Evelyn Reed - Kadının Evrimi I kitabı için internette en çok yapılan aramalardan birisi de Kadının Evrimi I PDF linkidir. İnternette ücretli olarak satılan çoğu kitabın PDFleri bulunmaktadır. Ancak bu PDF'leri yasal olmayan yollarla indirmek ve kullanmak hem yasalara hem de ahlaka aykırıdır. Yayın evlerinin sitesinden PDF satılıyorsa indirebilirsiniz.

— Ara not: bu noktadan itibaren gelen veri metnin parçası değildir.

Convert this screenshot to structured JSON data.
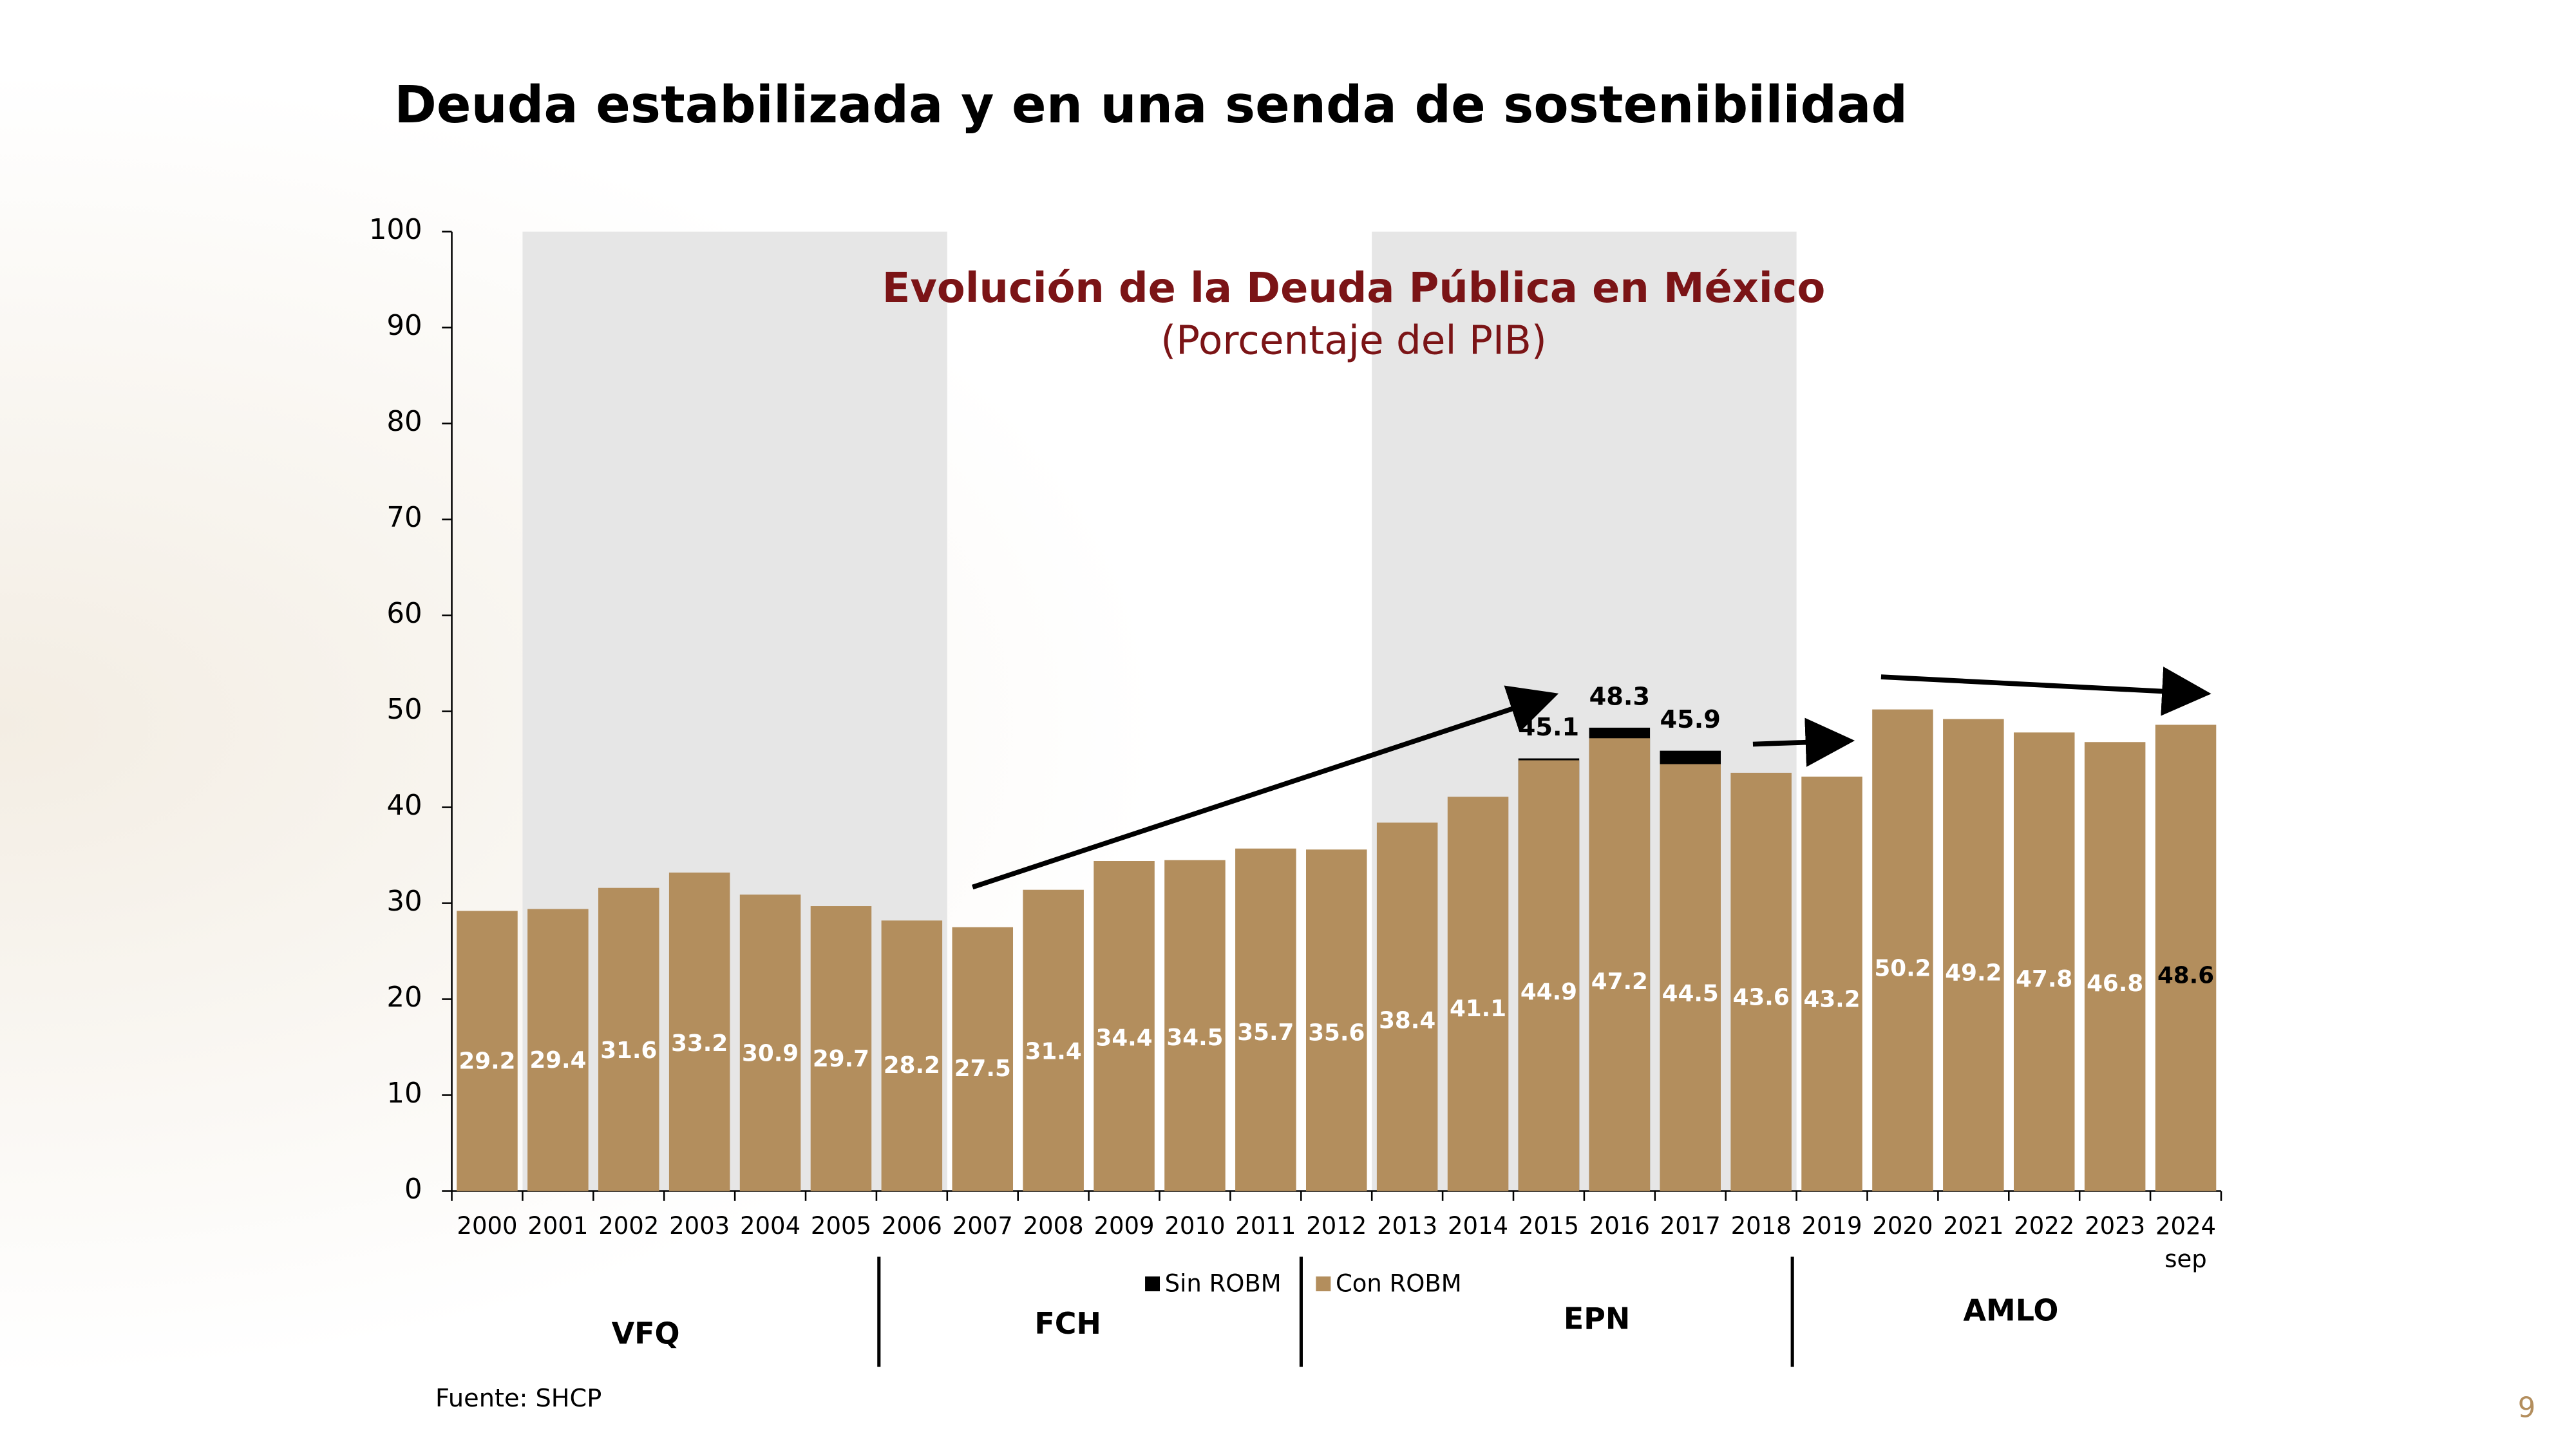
{
  "header": {
    "title": "Deuda estabilizada y en una senda de sostenibilidad"
  },
  "chart_data": {
    "type": "bar",
    "title": "Evolución de la Deuda Pública en México",
    "subtitle": "(Porcentaje del PIB)",
    "categories": [
      "2000",
      "2001",
      "2002",
      "2003",
      "2004",
      "2005",
      "2006",
      "2007",
      "2008",
      "2009",
      "2010",
      "2011",
      "2012",
      "2013",
      "2014",
      "2015",
      "2016",
      "2017",
      "2018",
      "2019",
      "2020",
      "2021",
      "2022",
      "2023",
      "2024 sep"
    ],
    "series": [
      {
        "name": "Sin ROBM",
        "color": "#000000",
        "values": [
          null,
          null,
          null,
          null,
          null,
          null,
          null,
          null,
          null,
          null,
          null,
          null,
          null,
          null,
          null,
          45.1,
          48.3,
          45.9,
          null,
          null,
          null,
          null,
          null,
          null,
          null
        ]
      },
      {
        "name": "Con ROBM",
        "color": "#b38e5d",
        "label_color": "#ffffff",
        "last_label_color": "#000000",
        "values": [
          29.2,
          29.4,
          31.6,
          33.2,
          30.9,
          29.7,
          28.2,
          27.5,
          31.4,
          34.4,
          34.5,
          35.7,
          35.6,
          38.4,
          41.1,
          44.9,
          47.2,
          44.5,
          43.6,
          43.2,
          50.2,
          49.2,
          47.8,
          46.8,
          48.6
        ]
      }
    ],
    "ylim": [
      0,
      100
    ],
    "yticks": [
      0,
      10,
      20,
      30,
      40,
      50,
      60,
      70,
      80,
      90,
      100
    ],
    "periods": [
      "VFQ",
      "FCH",
      "EPN",
      "AMLO"
    ]
  },
  "footer": {
    "source": "Fuente: SHCP",
    "page": "9"
  }
}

Kitabın Yazarı Evelyn Reed Kimdir?
Evelyn Reed Kitapları - Eserleri
- Kadının Evrimi I
- Kadının Evrimi II
- Kadın Özgürlüğünün Sorunları
- Bilim ve Cinsiyet Ayrımı
Evelyn Reed Alıntıları - Sözleri
- "On dokuzuncu yüzyılda, insanbilim çalışmalarına öncülük eden bilim adamları, yaptıkları incelemeler sonunda ilkel cinslik tabusunun büyük önem taşıdığını, bunun getirdiği yasaklamalara uymada büyük titizlik gösterildiğini saptadılar. Bununla birlikte, ilkel cinslik tabusunun, bizim bildiğimiz (ve bugün de yürürlükte olan) "kandaşla cinsel ilişki tabusu"yla benzerliği olmadığını hayretle gördüler. İlkellerdeki yasaklama, erkeğin anası ve kardeşleri dışında daha birçok kadına yönelikti. Kandaşla cinsel ilişki yasağının sınırlarının aile çevresince belirlendiği toplumumuzda "yasak dişi"lerin sayısı azdır. Yalnız analar ve kız kardeşler bu yasaklamaya girer. Oysa ailenin değil de anasoylu klanın birim olarak alındığı yabanıl toplumda, bir erkeğin pek çok "annesi" ve "kız kardeşi" vardı. Bunlar kendi klanıyla akraba olan klanların kadınlarıydı. Klanın kandaş erkekleri tabunun gerektirdiği "kaçınma kuralı"na uygun olarak bu yasaklanmış dişilerden uzak durmak zorundaydılar." (Kadının Evrimi I)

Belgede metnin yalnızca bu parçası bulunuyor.